Several molecular mechanisms are believed to be involved in reduction in serum lipid levels following Zinc supplementation. In Zinc-deficient rats lowered plasma HDL-c and some apoproteins (A1, A2, C and E) but also elevated total cholesterol concentrations have been observed.[76,77] On the other hand, Zinc supplementation has been shown to inhibit the development of atherosclerosis in rabbits fed a high cholesterol diet.[78] It is well documented that Zinc is an important mediator of insulin storage and secretion from the pancreas.[78] In addition, pancreatic beta-cells utilize a very efficient transporter (ZnT8) to accumulate Zinc inside the cells. Thus, Zinc deficiency or alterations in ZnT8 expression have a potential to depress insulin secretion.[79] Zinc enhances the phosphorylation of insulin-receptor substrates to activate a series of signal transduction, improving insulin sensitivity.[80,81] Insulin resistance at the adipocytes results in increased release of fatty acids into the circulation and then increased free fatty acid flux to the liver stimulates the assembly and secretion of VLDL resulting in hypertriglyceridemia.[82] Zinc supplementation either improving insulin secretion or reducing insulin resistance as described above inhibits the lipolysis in adipose tissues, reduce free fatty acid release into the circulation and its availability to the liver and excessive lipoprotein synthesis. Besides Zinc contribution to insulin secretion and action, Zinc directly affects lipid metabolism. Recently it has been shown that Zinc deficiency down regulates fatty acid utilization in mitochondria and peroxisomes and up regulates lipid synthesis in the rat liver affecting the expression of genes encoding enzymes contributing to liver lipid homeostasis.[83]

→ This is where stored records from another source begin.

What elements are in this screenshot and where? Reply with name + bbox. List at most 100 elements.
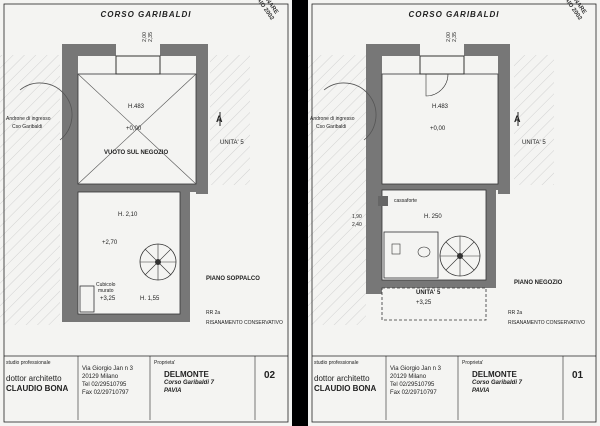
address-line: Via Giorgio Jan n 3 <box>82 366 133 372</box>
room-upper <box>77 73 197 185</box>
street-title: CORSO GARIBALDI <box>408 10 500 19</box>
wall-top-left <box>62 44 116 56</box>
access-note: Cso Garibaldi <box>12 124 43 130</box>
rr-note: RR 2a <box>206 310 221 316</box>
conservation-note: RISANAMENTO CONSERVATIVO <box>508 320 585 326</box>
title-block: studio professionale dottor architetto C… <box>308 356 600 414</box>
address-line: Tel 02/29510795 <box>390 382 435 388</box>
address-line: Tel 02/29510795 <box>82 382 127 388</box>
neighbour-hatch <box>210 55 250 185</box>
wall-right-lower <box>486 190 496 286</box>
room-upper <box>381 73 499 185</box>
level-label-upper: +0,00 <box>430 126 446 132</box>
stair-note: murato <box>98 288 114 294</box>
access-note: Androne di ingresso <box>310 116 355 122</box>
door-swing <box>425 73 449 97</box>
window <box>115 55 161 75</box>
unit-label: UNITA' 5 <box>220 140 244 146</box>
neighbour-stair <box>323 82 377 141</box>
owner-city: PAVIA <box>164 388 182 394</box>
neighbour-hatch <box>514 55 554 185</box>
void-label: VUOTO SUL NEGOZIO <box>104 150 169 156</box>
mezzanine-outline <box>381 287 487 321</box>
wall-mid <box>382 184 510 190</box>
wall-mid <box>78 184 208 192</box>
wall-top-right <box>464 44 510 56</box>
toilet <box>391 243 401 255</box>
floor-plan-sheet-01: CORSO GARIBALDI PRELIMINARE FEBBRAIO 200… <box>308 0 600 426</box>
level-label-low: +3,25 <box>100 296 116 302</box>
height-label-upper: H.483 <box>128 104 145 110</box>
street-title: CORSO GARIBALDI <box>100 10 192 19</box>
owner-address: Corso Garibaldi 7 <box>164 380 215 386</box>
address-line: 20129 Milano <box>82 374 119 380</box>
level-label-mid: +2,70 <box>102 240 118 246</box>
owner-city: PAVIA <box>472 388 490 394</box>
studio-label: studio professionale <box>6 360 51 366</box>
address-line: Fax 02/29710797 <box>390 390 437 396</box>
architect-name: CLAUDIO BONA <box>6 384 69 393</box>
sheet-border <box>3 3 289 423</box>
plan-drawing <box>0 3 289 423</box>
dim-label: 2,40 <box>352 222 362 228</box>
conservation-note: RISANAMENTO CONSERVATIVO <box>206 320 283 326</box>
wall-right <box>196 44 208 194</box>
wall-left <box>366 44 382 294</box>
closet-label: cassaforte <box>394 198 418 204</box>
section-mark: A <box>514 114 521 124</box>
sheet-number: 01 <box>572 370 584 381</box>
level-label-low: +3,25 <box>416 300 432 306</box>
title-block: studio professionale dottor architetto C… <box>0 356 292 414</box>
address-line: Via Giorgio Jan n 3 <box>390 366 441 372</box>
wall-right-lower <box>180 192 190 322</box>
access-note: Cso Garibaldi <box>316 124 347 130</box>
floor-label: PIANO NEGOZIO <box>514 280 563 286</box>
neighbour-stair <box>19 82 73 141</box>
rr-note: RR 2a <box>508 310 523 316</box>
plan-drawing <box>308 3 597 423</box>
bathroom <box>383 231 439 279</box>
room-lower <box>77 191 181 315</box>
owner-address: Corso Garibaldi 7 <box>472 380 523 386</box>
studio-label: studio professionale <box>314 360 359 366</box>
address-line: 20129 Milano <box>390 374 427 380</box>
height-label-low: H. 1,55 <box>140 296 160 302</box>
height-label-lower: H. 2,10 <box>118 212 138 218</box>
unit-label: UNITA' 5 <box>522 140 546 146</box>
section-mark: A <box>216 114 223 124</box>
sheet-border <box>311 3 597 423</box>
wall-bottom <box>62 314 188 322</box>
owner-label: Proprieta' <box>154 360 176 366</box>
cubicle <box>79 285 95 313</box>
unit-lower-label: UNITA' 5 <box>416 290 441 296</box>
level-label-upper: +0,00 <box>126 126 142 132</box>
window <box>419 55 465 75</box>
safe-closet <box>378 196 388 206</box>
wall-top-left <box>366 44 420 56</box>
height-label-lower: H. 250 <box>424 214 442 220</box>
floor-label: PIANO SOPPALCO <box>206 276 260 282</box>
architect-title: dottor architetto <box>6 374 62 383</box>
architect-title: dottor architetto <box>314 374 370 383</box>
dim-label: 2,35 <box>451 32 458 42</box>
dim-label: 2,35 <box>147 32 154 42</box>
wall-right <box>498 44 510 194</box>
owner-name: DELMONTE <box>472 370 517 379</box>
architect-name: CLAUDIO BONA <box>314 384 377 393</box>
neighbour-hatch <box>0 55 60 325</box>
stair-note: Cubicolo <box>96 282 116 288</box>
height-label-upper: H.483 <box>432 104 449 110</box>
wall-top-right <box>160 44 208 56</box>
address-line: Fax 02/29710797 <box>82 390 129 396</box>
owner-label: Proprieta' <box>462 360 484 366</box>
wall-bottom <box>366 280 496 288</box>
floor-plan-sheet-02: CORSO GARIBALDI PRELIMINARE FEBBRAIO 200… <box>0 0 292 426</box>
owner-name: DELMONTE <box>164 370 209 379</box>
sink <box>417 246 431 258</box>
sheet-number: 02 <box>264 370 276 381</box>
wall-left <box>62 44 78 322</box>
dim-label: 1,90 <box>352 214 362 220</box>
neighbour-hatch <box>308 55 366 325</box>
access-note: Androne di ingresso <box>6 116 51 122</box>
room-lower <box>381 189 487 281</box>
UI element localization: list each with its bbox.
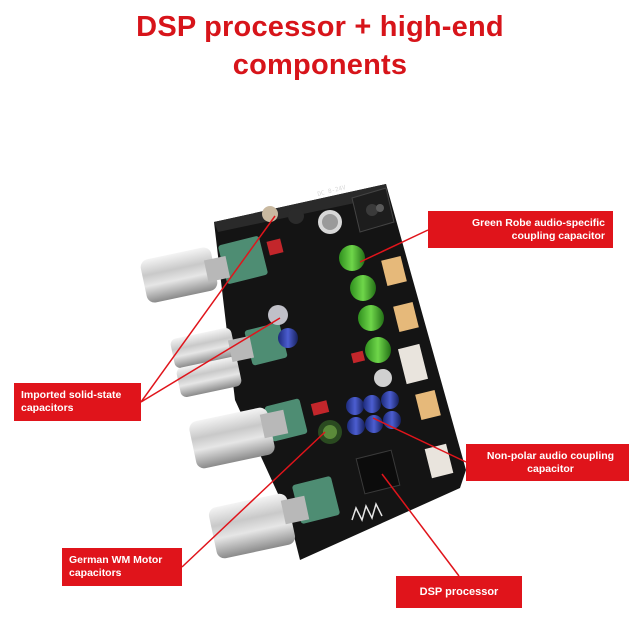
title-line-1: DSP processor + high-end [136, 11, 504, 43]
terminal-block [351, 187, 395, 233]
callout-dsp-label: DSP processor [419, 585, 499, 598]
callout-non-polar-label: Non-polar audio coupling capacitor [486, 449, 615, 475]
callout-green-robe-label: Green Robe audio-specific coupling capac… [471, 216, 605, 242]
page-title: DSP processor + high-end components [0, 8, 640, 84]
leader-lines [140, 215, 467, 577]
callout-solid-state: Imported solid-state capacitors [14, 383, 141, 421]
callout-solid-state-label: Imported solid-state capacitors [21, 389, 122, 414]
callout-dsp: DSP processor [396, 576, 522, 608]
green-capacitors [262, 206, 391, 363]
callout-german-wm-label: German WM Motor capacitors [69, 554, 163, 579]
title-line-2: components [232, 49, 408, 81]
callout-green-robe: Green Robe audio-specific coupling capac… [428, 211, 613, 248]
red-components [266, 238, 366, 416]
knobs [140, 247, 310, 559]
callout-german-wm: German WM Motor capacitors [62, 548, 182, 586]
callout-non-polar: Non-polar audio coupling capacitor [466, 444, 629, 481]
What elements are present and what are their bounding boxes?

The present meta-analysis has notable strengths. These include 1) large number of individuals in the sub group analysis in which the effect of Zinc alone supplementation was studied (n = 1,528), 2) studies were assessed using jaded scale score and the studies with poor methodological quality were excluded from meta-analysis, 3) use of random effect model of meta-analysis which allow heterogeneity among studies and 4) average dose of elemental Zinc used in the interventions included in meta-analysis (39.3 mg/d) does not exceed the tolerable upper intake level (40 mg elemental Zinc per day in adults).[84] A limitation of present meta analysis was presence of considerale heterogeneity when assessing the effect of Zinc supplementation on TC anc TG concentrations which stems from; a) Variations in baseline parameters such as serum Zinc status and lipid levels, b) Differences in Zinc doses, formulae, sample sizes and study durations, and c) Limited availability of data on Zinc intake from other sources such as diet.